Su zaten sadece insanları değil, bütün canlıları kurtarıyor.
Ancak şimdi bahsedeceğimiz sıvı insan türünü belki de yok olmaktan kurtaran bir sıvı özelliğine sahip.
Tahmin etmişsinizdir, bu değerli sıvı hepimizin vazgeçilmezi çorbadır.
Suyun içine ne katarsan kat çorba oluyor.
Bu nedenle sayısız çorba çeşitleri yapılabiliyor.
Çorbanın en önemli özelliği, zenginin, fakirin, küçüğün, büyüğün biricik içeceğidir.
Cins ayrımı, ırk ayrımı, zengin-yoksul ayrımı yapmayan tek yemek türü içecektir.
Yemekten önce bağırsağı ve mideyi yumuşatarak hazmı kolaylaştırıyor.
Aynı keza tuvalette de kolaylık sağlıyor.
Sabah kahvaltısı, ara atıştırması, siğara-çay altı için oldukça idealdir.
Yapımı kolay, maliyeti ucuz, hastalara ilaçtır.
Yoksulsan kurtarıcı meleğin çorbadır.
Afetlerde, savaşlarda, soğuklarda baştacıdır.
Çorbanın kralı olur mu, bilmem ama tarhana çorbası benim kral çorbamdır.
Tarhana yokluğunda mercimek çorbasına da hayır demem.

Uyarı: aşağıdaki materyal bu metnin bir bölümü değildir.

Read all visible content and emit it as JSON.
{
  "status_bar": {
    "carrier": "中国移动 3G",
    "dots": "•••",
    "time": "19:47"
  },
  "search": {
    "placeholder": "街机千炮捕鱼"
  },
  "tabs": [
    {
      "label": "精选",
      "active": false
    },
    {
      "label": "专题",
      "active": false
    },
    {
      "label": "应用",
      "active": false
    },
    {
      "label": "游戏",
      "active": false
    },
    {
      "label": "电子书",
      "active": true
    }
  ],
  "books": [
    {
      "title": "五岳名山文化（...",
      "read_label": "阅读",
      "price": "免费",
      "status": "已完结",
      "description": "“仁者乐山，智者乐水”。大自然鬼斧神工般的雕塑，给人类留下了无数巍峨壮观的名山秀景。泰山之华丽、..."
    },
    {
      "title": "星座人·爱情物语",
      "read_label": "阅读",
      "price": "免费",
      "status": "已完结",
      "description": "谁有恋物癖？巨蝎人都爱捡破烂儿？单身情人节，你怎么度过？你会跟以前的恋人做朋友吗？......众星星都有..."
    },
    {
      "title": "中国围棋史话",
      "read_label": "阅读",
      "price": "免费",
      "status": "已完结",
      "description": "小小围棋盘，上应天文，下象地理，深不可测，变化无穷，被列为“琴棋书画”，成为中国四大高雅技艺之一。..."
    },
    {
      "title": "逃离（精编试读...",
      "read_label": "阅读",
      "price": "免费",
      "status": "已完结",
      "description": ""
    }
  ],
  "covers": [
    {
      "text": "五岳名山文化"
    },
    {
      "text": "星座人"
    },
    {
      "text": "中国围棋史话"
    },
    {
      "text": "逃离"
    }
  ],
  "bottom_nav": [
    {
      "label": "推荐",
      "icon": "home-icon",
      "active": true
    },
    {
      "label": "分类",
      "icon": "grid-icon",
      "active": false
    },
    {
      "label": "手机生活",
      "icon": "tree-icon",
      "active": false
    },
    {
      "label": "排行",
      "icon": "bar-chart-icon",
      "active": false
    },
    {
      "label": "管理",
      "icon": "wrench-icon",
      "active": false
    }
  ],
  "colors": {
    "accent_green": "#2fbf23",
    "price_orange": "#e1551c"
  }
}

İşkembe çorbasının ise yeri ayrıdır.
Çorba o kadar değerli ki, insanlar etçillikten otçulluğa geçtikten sonra çorba olmasaydı yokluk, kıtlık ve savaşlar belki de neslini tüketirdi.
Çorbaya o kadar ihtiyaç duyulmuş ki, savaşlarda kurutup konserve bile yapmışlar.
Konservedeki kurutulmuş çorbaya su kattın mı ahan da sana çorba. Üstelik konserve çorba yıllarca dayanıyormuş.
Ayrıca çorbanın işçilere benzer bir tarafı var.
Çorba genelde basit ve önemsiz görülür.
Doyurucu özelliği olmadığı için olsa gerek genelde ikinci plana atılır.
Dünyada herşeyi yapan ama en az maaş alan işçilere nasıl da benziyor değil mi?
Belki de çorbanın genelde yoksulla özleşmesinin kaynağı işçiler olabilir.
Her neyse, ben şimdi mercimek çorbası içtim, herhalde ondan çorba yazmak aklıma gelmiştir, siz de acıktıysanız çorbanın dibine vurun.